MANILA (Reuters) - Philippine commandos killed 11 Islamist militants on a remote southern island on Friday, an army spokesman said, stepping up the offensive after President Rodrigo Duterte reiterated his aim to “destroy” one of Asia’s most notorious kidnap gangs.
Major Filemon Tan said dozens of Abu Sayyaf rebels, a small but brutal group affiliated with Islamic State militants in Iraq and Syria, were also wounded in the 45-minute gun battle in the jungle of Jolo island.

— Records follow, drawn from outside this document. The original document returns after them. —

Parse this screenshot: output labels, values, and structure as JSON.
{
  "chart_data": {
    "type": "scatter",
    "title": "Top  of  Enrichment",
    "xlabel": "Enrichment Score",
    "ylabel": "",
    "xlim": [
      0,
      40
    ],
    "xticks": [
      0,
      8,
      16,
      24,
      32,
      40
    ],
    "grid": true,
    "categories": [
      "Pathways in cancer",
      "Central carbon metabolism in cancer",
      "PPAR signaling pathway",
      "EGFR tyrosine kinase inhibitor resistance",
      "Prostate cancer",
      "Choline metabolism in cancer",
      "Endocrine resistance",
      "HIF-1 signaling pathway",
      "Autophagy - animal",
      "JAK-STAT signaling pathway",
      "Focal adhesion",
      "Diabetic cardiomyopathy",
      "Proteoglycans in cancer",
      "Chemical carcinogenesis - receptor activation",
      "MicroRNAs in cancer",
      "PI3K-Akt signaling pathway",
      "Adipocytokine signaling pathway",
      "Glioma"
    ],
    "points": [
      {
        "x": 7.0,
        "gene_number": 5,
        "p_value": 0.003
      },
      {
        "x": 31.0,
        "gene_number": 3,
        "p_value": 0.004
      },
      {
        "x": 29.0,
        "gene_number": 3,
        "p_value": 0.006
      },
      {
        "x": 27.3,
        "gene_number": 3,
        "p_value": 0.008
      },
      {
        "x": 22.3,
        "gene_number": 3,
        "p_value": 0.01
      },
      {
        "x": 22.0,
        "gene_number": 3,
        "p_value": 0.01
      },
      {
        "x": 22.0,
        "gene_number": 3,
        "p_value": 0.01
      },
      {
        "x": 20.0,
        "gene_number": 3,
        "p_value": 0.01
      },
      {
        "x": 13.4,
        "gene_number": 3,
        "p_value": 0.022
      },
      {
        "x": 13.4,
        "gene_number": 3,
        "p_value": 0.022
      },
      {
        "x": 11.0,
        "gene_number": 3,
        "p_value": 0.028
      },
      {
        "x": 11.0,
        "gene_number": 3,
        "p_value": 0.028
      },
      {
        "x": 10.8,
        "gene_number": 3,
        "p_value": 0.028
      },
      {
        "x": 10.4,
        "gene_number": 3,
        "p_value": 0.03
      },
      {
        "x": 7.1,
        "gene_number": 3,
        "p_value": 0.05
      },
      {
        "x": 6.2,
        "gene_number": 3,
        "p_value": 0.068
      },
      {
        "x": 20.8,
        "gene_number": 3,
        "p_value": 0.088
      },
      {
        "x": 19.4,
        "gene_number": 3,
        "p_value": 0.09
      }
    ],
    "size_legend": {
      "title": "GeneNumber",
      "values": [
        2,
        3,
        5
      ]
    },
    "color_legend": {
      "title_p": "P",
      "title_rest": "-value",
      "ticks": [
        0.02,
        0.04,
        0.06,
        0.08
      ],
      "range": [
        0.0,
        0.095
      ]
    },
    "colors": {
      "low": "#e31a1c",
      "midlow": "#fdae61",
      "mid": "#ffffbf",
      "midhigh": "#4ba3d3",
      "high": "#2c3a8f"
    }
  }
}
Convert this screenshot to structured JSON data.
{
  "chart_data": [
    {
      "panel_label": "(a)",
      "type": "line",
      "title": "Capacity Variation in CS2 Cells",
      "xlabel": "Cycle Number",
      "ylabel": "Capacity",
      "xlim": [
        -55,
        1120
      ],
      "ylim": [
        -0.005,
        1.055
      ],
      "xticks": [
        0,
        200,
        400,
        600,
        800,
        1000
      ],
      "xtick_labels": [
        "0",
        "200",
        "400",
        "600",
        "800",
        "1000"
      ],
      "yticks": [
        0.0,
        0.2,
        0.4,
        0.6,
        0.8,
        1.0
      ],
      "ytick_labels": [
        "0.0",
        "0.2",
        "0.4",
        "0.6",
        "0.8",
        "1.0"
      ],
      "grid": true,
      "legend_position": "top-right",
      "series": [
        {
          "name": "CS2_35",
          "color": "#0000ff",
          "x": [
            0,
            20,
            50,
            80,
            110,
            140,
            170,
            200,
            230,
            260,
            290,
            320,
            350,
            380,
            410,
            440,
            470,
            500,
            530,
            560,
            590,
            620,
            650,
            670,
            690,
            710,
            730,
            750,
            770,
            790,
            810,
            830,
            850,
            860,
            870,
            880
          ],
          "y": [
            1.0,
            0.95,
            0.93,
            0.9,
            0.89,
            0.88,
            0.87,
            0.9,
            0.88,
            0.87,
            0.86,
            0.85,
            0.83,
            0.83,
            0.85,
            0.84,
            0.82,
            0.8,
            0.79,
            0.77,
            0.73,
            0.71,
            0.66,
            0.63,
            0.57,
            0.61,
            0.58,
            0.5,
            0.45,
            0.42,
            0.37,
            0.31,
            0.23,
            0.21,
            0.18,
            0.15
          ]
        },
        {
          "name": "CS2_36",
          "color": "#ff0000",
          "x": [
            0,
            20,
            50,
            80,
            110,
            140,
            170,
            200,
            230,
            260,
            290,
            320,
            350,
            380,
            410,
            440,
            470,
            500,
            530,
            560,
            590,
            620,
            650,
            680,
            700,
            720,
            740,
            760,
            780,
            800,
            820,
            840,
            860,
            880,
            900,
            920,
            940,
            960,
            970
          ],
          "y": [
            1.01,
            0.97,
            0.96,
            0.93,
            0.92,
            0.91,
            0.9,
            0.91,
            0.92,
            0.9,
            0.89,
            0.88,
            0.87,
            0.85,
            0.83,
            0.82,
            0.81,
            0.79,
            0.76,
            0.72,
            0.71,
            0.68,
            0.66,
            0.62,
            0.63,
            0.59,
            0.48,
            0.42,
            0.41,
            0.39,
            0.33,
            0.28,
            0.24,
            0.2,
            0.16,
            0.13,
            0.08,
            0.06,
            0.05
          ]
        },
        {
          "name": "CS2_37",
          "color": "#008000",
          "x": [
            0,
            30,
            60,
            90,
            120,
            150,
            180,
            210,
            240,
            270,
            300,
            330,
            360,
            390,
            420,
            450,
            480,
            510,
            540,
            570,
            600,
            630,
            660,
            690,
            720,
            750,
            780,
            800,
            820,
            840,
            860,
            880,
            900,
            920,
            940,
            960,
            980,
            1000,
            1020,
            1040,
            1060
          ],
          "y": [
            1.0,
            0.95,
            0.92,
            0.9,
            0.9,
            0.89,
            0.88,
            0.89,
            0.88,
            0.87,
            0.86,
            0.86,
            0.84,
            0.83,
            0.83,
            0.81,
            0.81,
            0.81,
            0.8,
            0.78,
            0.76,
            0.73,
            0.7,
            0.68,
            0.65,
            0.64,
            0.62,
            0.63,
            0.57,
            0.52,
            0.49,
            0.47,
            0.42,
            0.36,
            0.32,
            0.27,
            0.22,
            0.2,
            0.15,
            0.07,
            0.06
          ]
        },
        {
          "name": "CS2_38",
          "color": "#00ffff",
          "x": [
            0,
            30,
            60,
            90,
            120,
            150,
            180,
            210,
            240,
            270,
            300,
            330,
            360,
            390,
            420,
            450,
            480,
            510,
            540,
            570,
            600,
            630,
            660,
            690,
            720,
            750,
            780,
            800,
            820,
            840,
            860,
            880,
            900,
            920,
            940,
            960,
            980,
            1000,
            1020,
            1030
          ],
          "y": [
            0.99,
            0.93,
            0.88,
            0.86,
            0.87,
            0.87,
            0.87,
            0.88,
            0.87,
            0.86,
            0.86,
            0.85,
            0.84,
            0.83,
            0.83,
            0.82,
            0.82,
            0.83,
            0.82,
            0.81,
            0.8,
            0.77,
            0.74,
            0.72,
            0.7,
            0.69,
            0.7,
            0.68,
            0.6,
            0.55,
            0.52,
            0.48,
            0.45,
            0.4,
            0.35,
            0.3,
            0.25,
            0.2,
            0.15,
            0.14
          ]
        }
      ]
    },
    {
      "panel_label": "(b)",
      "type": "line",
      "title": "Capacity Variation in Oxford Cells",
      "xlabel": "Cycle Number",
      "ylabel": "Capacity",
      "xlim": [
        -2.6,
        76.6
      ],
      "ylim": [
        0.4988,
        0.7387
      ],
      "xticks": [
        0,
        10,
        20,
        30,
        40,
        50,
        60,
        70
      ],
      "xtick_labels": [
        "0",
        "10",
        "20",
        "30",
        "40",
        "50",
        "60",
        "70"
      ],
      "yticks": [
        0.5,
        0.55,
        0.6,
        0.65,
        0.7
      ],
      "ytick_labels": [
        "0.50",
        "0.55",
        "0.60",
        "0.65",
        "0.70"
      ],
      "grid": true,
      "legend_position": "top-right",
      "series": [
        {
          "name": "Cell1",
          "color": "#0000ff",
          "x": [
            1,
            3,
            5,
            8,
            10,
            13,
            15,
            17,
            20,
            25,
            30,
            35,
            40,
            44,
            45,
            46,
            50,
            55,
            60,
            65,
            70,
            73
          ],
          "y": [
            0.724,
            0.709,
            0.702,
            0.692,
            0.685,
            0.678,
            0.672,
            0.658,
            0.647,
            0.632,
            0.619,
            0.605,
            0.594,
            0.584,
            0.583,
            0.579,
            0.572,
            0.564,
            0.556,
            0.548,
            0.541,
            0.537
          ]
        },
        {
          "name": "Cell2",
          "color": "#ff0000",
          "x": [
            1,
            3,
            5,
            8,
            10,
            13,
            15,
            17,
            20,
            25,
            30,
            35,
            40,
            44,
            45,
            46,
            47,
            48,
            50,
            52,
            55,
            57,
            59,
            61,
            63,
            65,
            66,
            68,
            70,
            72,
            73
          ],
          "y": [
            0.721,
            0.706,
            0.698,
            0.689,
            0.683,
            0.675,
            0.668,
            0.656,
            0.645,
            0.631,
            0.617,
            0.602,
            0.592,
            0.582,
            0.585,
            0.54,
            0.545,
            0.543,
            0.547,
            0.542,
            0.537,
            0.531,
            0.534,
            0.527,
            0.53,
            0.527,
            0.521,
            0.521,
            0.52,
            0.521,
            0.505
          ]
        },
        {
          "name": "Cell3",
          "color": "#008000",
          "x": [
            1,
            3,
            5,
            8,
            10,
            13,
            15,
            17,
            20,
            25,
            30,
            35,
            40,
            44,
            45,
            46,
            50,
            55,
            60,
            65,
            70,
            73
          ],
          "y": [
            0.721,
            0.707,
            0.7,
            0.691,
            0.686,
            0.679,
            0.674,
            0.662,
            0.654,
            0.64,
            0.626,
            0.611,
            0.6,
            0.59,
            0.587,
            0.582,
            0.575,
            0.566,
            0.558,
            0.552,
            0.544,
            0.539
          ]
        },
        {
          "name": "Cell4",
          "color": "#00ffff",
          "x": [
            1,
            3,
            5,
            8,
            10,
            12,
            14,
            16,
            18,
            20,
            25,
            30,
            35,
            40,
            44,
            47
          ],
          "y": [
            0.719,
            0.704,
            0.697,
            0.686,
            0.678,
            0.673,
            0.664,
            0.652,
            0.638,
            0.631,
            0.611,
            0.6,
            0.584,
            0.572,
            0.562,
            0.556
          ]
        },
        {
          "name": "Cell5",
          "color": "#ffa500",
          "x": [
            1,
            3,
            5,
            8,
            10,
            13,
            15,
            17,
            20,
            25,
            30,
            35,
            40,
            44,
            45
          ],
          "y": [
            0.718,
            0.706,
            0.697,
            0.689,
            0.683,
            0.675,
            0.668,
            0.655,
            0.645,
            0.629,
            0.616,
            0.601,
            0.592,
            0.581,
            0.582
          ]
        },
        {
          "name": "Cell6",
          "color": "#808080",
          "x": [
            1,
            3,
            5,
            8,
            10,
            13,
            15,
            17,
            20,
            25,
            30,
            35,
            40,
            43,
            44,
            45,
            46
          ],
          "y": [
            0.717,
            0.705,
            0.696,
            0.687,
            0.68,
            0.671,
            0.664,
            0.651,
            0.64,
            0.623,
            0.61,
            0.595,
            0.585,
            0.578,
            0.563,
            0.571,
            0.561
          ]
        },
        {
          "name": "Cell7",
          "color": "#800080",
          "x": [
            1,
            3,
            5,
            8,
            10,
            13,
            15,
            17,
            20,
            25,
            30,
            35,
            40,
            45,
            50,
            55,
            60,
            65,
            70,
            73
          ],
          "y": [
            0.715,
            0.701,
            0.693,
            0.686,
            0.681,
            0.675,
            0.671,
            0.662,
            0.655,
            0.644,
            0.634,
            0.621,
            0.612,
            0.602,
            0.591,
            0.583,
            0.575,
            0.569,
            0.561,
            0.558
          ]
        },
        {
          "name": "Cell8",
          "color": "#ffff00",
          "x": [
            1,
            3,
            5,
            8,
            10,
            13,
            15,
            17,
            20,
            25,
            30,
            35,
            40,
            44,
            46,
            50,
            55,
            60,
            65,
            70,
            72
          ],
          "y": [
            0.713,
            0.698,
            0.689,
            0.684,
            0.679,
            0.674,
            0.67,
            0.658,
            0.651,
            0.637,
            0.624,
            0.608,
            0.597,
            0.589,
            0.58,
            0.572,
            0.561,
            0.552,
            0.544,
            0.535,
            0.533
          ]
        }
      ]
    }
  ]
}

Seventeen commandos were wounded, Tan said, adding the soldiers clashed with about 100 Abu Sayyaf militants holding about 20 hostages, including eight Indonesians, five Malaysians, a Norwegian and a Dutch national.
“The mission is clear. Seek and destroy the Abu Sayyaf,” Tan told reporters. “By all means, that’s what we are doing and we will not stop until it’s done.”
The Abu Sayyaf has dogged successive Philippine governments, entrenching its network with vast sums of ransom money in what has become one of Asia’s most lucrative kidnap rackets.
Security experts say the rebels are motivated less by Islamist ideology and more by the tens of millions of dollars from kidnappings.
Two Canadians were executed this year by the Abu Sayyaf. Last week, two Indonesians escaped captivity but there was speculation the Abu Sayyaf freed them after their families paid their ransoms.